My life: a lot of potential and very little realization.
Very few posts on this blog, as well. But you might find some entertaining stuff if you go back a few years in the archives.
On Sunday, I wrote about my surprise in front of a gay couple, holding each other’s thighs, in the subway. That blog drew many reactions. Well, two reactions at least.
Sof: maybe […] they think, as I do, that keeping on hiding won’t help things get better.
And Daria: If those guys you’ve seen don’t live in the same world as you do, I wonder in which world you live?
I’m not a proponent of hiding from the straight people’s eyes. Or I wouldn’t post here, and on gayattitude, pictures of gay prides, and I wouldn’t have marched there several times (when I was young and I had people to go with—I’m not gonna get all prettied up and march all by myself, that’s against my nature).

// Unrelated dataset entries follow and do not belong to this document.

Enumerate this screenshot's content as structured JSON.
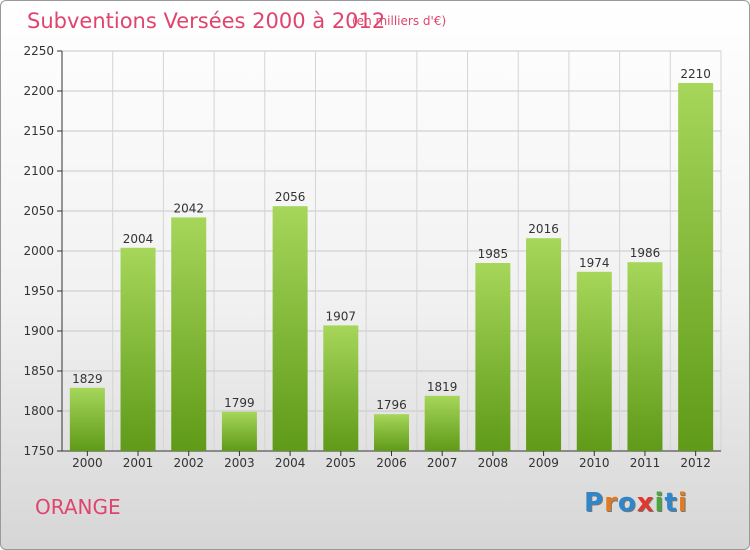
{
  "title": "Subventions Versées 2000 à 2012",
  "subtitle": "(en milliers d'€)",
  "footer": {
    "commune": "ORANGE"
  },
  "logo": {
    "letters": [
      "P",
      "r",
      "o",
      "x",
      "i",
      "t",
      "i"
    ],
    "colors": [
      "#2f86c8",
      "#e07b22",
      "#2f86c8",
      "#e2372c",
      "#4aa83a",
      "#2f86c8",
      "#e07b22"
    ]
  },
  "colors": {
    "bar_top": "#a6d65a",
    "bar_bottom": "#5f9a18",
    "text_accent": "#e0446e"
  },
  "chart_data": {
    "type": "bar",
    "categories": [
      "2000",
      "2001",
      "2002",
      "2003",
      "2004",
      "2005",
      "2006",
      "2007",
      "2008",
      "2009",
      "2010",
      "2011",
      "2012"
    ],
    "values": [
      1829,
      2004,
      2042,
      1799,
      2056,
      1907,
      1796,
      1819,
      1985,
      2016,
      1974,
      1986,
      2210
    ],
    "ylim": [
      1750,
      2250
    ],
    "yticks": [
      1750,
      1800,
      1850,
      1900,
      1950,
      2000,
      2050,
      2100,
      2150,
      2200,
      2250
    ],
    "grid": true,
    "xlabel": "",
    "ylabel": ""
  }
}
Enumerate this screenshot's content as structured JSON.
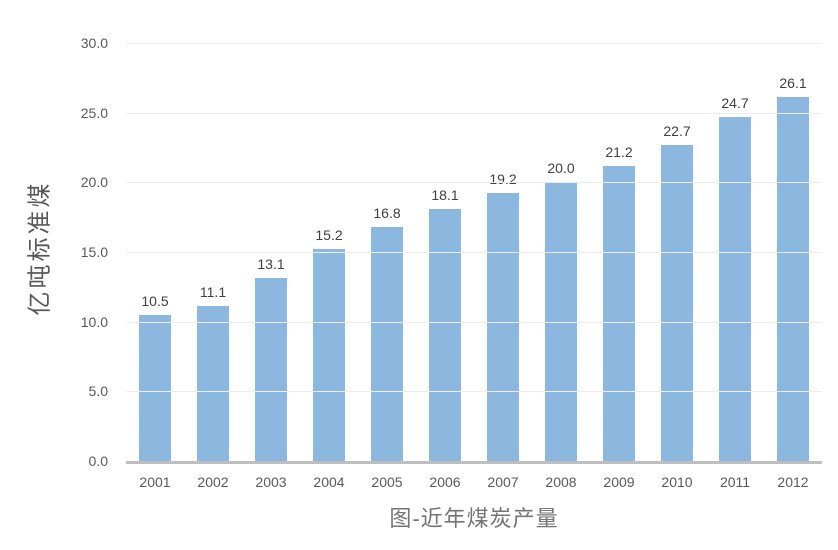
{
  "chart_data": {
    "type": "bar",
    "title": "图-近年煤炭产量",
    "xlabel": "",
    "ylabel": "亿吨标准煤",
    "categories": [
      "2001",
      "2002",
      "2003",
      "2004",
      "2005",
      "2006",
      "2007",
      "2008",
      "2009",
      "2010",
      "2011",
      "2012"
    ],
    "values": [
      10.5,
      11.1,
      13.1,
      15.2,
      16.8,
      18.1,
      19.2,
      20.0,
      21.2,
      22.7,
      24.7,
      26.1
    ],
    "value_labels": [
      "10.5",
      "11.1",
      "13.1",
      "15.2",
      "16.8",
      "18.1",
      "19.2",
      "20.0",
      "21.2",
      "22.7",
      "24.7",
      "26.1"
    ],
    "ylim": [
      0,
      30
    ],
    "yticks": [
      0,
      5,
      10,
      15,
      20,
      25,
      30
    ],
    "ytick_labels": [
      "0.0",
      "5.0",
      "10.0",
      "15.0",
      "20.0",
      "25.0",
      "30.0"
    ],
    "grid": "horizontal",
    "legend": "none",
    "bar_color": "#8cb7df",
    "gridline_color": "#ededed",
    "axis_line_color": "#bfbfbf",
    "value_label_color": "#404040",
    "tick_label_color": "#595959",
    "title_color": "#757575"
  }
}
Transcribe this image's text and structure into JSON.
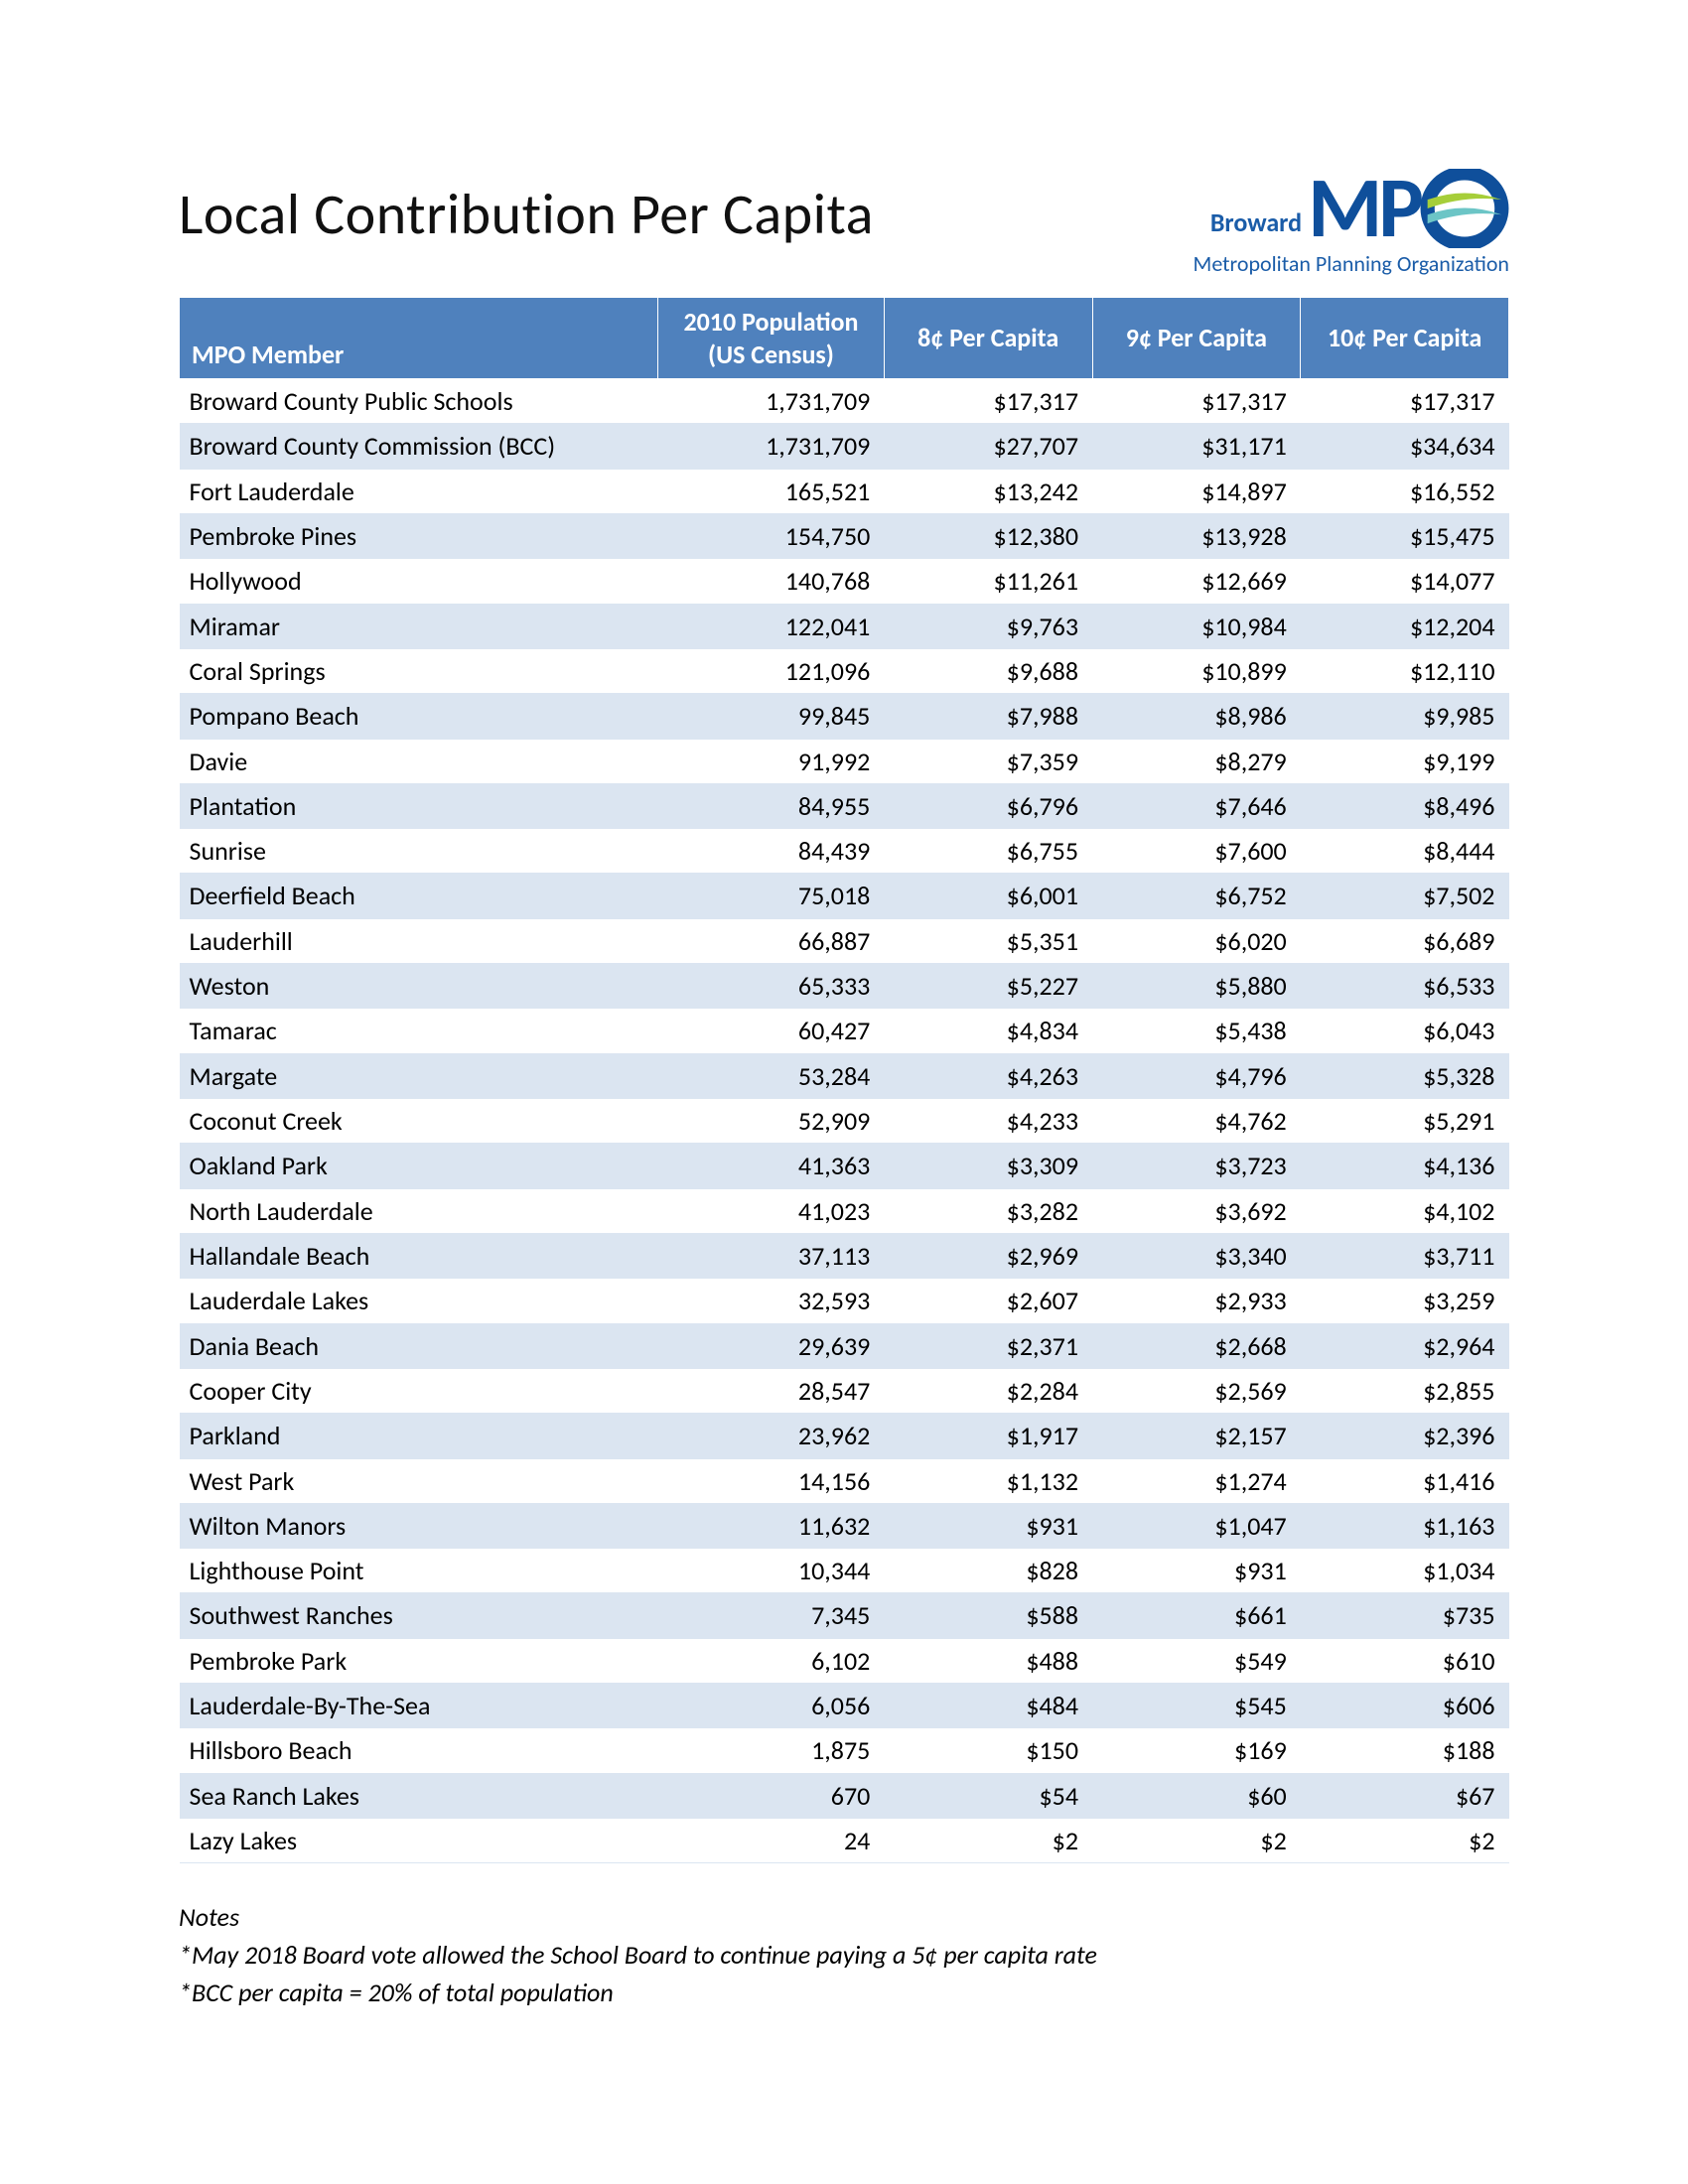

I just find it great that two guys would hold hands in the subway, I admire them. Ok, that’s too strong a word, but I praise them. What they do is great. But.
But the problem is, precisely, the world I live in. A world where, four or five years ago, as I was young, pure and innocent, I tried walking through Paris, hand in hand with my boyfriend. A world where I spent a couple hours meeting disapproving looks from a fair share of the people we walked by. A world that led me to promise myself I’d never use my couple again for militant purposes, because that’s not what it’s meant for. That’s precisely why I appreciate the courage they need, deep within them, to show off in the subway, absent-mindedly, in such a natural way. Because that’s what has struck me: they weren’t a couple of shaved-head militants with Act-up t-shirts, but just two forty-somethings just like any couple, except they were both male.
I don’t think it’s a coincidence that those two comments are from heterosexual women. Because most straight male are more embarrassed by this subject than women. And because gay readers probably understand what I’m writing about (or maybe they’ve left to laugh at me from a distance and they’ll never come back—either way, I header nothing from them, including those on my ICQ contact-list). And I don’t think the situation could have changed that much in just a couple of years. I’ve already had this discussion with Daria: it’s hard to realize what minorities go through, when you’re not faced to what they have to bear everyday.